USD/CAD: Loonie Benefits from Surging Oil Prices, Trade Optimism

USD/CAD is declining on Thursday, extending the bearish mood that has been around since the start of December. Both the US and Canadian markets are closed on Boxing Day, after having a day off on Christmas.

Currently, the pair is trading at 1.3126, down 0.26% as of 3:40 PM UTC. The price is trying to recover some of the daily losses, after touching a low at 1.3119.

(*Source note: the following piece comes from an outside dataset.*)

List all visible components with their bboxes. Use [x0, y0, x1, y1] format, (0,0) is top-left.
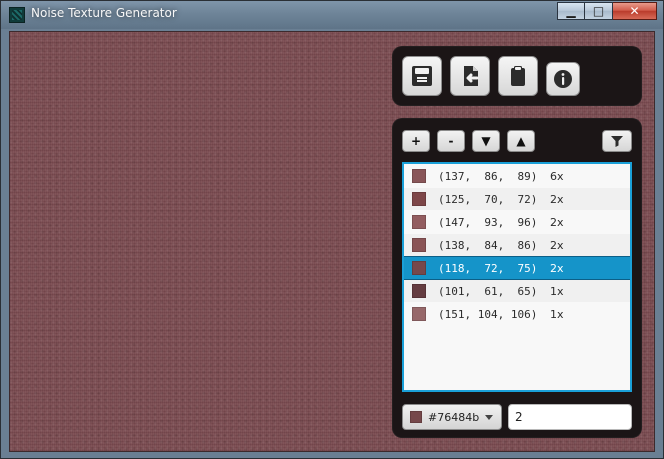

The Loonie is supported by surging oil prices, as Canada is an oil-dependent economy. Brent crude brand rose to almost $68 per barrel for the first time in three months, driven by a recent report on lower US crude inventories, fresh optimism over the US-China trade deal, and OPEC’s attempts to contract production.

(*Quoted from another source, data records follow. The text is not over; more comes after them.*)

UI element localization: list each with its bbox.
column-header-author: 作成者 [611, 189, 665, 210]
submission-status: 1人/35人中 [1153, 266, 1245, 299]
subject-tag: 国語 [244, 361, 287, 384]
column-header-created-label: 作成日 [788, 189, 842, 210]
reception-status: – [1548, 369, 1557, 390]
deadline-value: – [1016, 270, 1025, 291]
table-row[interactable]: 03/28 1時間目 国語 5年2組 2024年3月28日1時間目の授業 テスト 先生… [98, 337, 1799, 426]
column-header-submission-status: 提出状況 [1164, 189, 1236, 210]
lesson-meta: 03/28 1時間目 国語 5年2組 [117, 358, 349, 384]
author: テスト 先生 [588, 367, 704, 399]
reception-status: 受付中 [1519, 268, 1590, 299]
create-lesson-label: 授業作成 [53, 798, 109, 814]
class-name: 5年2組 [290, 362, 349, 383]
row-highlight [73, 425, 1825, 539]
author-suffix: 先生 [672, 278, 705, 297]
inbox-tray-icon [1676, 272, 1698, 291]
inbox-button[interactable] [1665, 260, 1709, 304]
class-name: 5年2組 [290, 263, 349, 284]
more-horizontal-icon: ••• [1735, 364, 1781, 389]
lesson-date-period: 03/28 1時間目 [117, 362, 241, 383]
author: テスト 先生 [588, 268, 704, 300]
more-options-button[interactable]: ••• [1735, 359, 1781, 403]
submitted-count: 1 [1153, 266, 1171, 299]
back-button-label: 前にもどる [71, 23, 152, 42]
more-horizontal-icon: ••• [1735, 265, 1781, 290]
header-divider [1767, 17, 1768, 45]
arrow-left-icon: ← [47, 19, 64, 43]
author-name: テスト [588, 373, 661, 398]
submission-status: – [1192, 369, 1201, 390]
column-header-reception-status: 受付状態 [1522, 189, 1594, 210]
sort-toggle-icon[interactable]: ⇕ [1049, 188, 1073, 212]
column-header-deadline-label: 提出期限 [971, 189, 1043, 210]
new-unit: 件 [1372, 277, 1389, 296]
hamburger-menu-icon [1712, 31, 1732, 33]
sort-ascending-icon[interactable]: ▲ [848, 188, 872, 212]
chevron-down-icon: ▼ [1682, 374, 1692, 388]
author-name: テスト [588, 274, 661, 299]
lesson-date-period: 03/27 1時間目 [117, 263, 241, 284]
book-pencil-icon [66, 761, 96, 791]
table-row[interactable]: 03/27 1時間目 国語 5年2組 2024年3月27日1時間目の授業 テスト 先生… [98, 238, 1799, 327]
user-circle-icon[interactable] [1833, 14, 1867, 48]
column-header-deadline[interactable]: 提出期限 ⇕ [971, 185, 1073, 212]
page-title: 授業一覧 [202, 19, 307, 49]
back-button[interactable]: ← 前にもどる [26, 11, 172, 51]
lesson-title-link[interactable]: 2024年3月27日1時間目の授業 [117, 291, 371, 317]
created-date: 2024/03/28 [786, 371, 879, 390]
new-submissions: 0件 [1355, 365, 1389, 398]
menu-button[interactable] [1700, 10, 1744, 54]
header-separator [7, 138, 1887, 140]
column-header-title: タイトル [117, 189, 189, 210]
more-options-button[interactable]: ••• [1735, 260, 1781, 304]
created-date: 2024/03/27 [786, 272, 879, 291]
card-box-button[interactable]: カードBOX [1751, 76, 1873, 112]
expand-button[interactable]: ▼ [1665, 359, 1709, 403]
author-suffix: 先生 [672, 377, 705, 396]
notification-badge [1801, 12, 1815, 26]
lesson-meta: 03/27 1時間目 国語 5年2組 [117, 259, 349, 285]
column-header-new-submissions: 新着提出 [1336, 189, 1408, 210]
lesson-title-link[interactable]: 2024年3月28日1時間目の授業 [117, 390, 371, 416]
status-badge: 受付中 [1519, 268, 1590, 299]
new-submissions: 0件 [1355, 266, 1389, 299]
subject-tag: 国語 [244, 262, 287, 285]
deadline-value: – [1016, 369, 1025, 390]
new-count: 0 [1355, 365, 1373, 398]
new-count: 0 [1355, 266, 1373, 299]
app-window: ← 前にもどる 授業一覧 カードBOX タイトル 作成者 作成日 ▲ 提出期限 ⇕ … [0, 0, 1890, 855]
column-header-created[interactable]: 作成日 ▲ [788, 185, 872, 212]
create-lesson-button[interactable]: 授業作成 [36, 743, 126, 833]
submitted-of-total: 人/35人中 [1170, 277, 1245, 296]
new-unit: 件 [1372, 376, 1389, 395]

On Tuesday, the American Petroleum Institute announced that US crude stocks declined by 7.9 million barrels last week, way more than most analysts expected.

Thus, Brent crude reached $67.86 a barrel, which is the highest level since September 17. US West Texas Intermediate (WTI) crude gained 55 cents to $61.66. Both brands have increased by 0.90% so far on Thursday.

Elsewhere, the OPEC+ group, which includes OPEC and 10 non-OPEC countries like Russia and Mexico, agreed earlier in December to cut production. In total, the cartel will give up 2.1 million barrels per day starting from January 1, 2020.

Oil prices are also supported by increasing hopes that the US and China would finally end the trade war that has lasted for about 17 months. On Tuesday, US President Donald Trump said that he and Chinese President Xi Jinping would have a signing ceremony to ink the phase one agreement. Nevertheless, the optimism benefits both the Loonie and the US dollar.

The Greenback will try to regain the lead on strong labor market data, according to which initial jobless claims declined more than expected last week. Elsewhere, US consumers spent more online during the holiday shopping season, Mastercard said yesterday, with e-commerce sales touching a record high, up 18.8% compared to the 2018 period.

Mastercard’s senior adviser Steve Sadove commented:

“Due to a later than usual Thanksgiving holiday, we saw retailers offering omnichannel sales earlier in the season, meeting consumers’ demand for the best deals across all channels and devices.”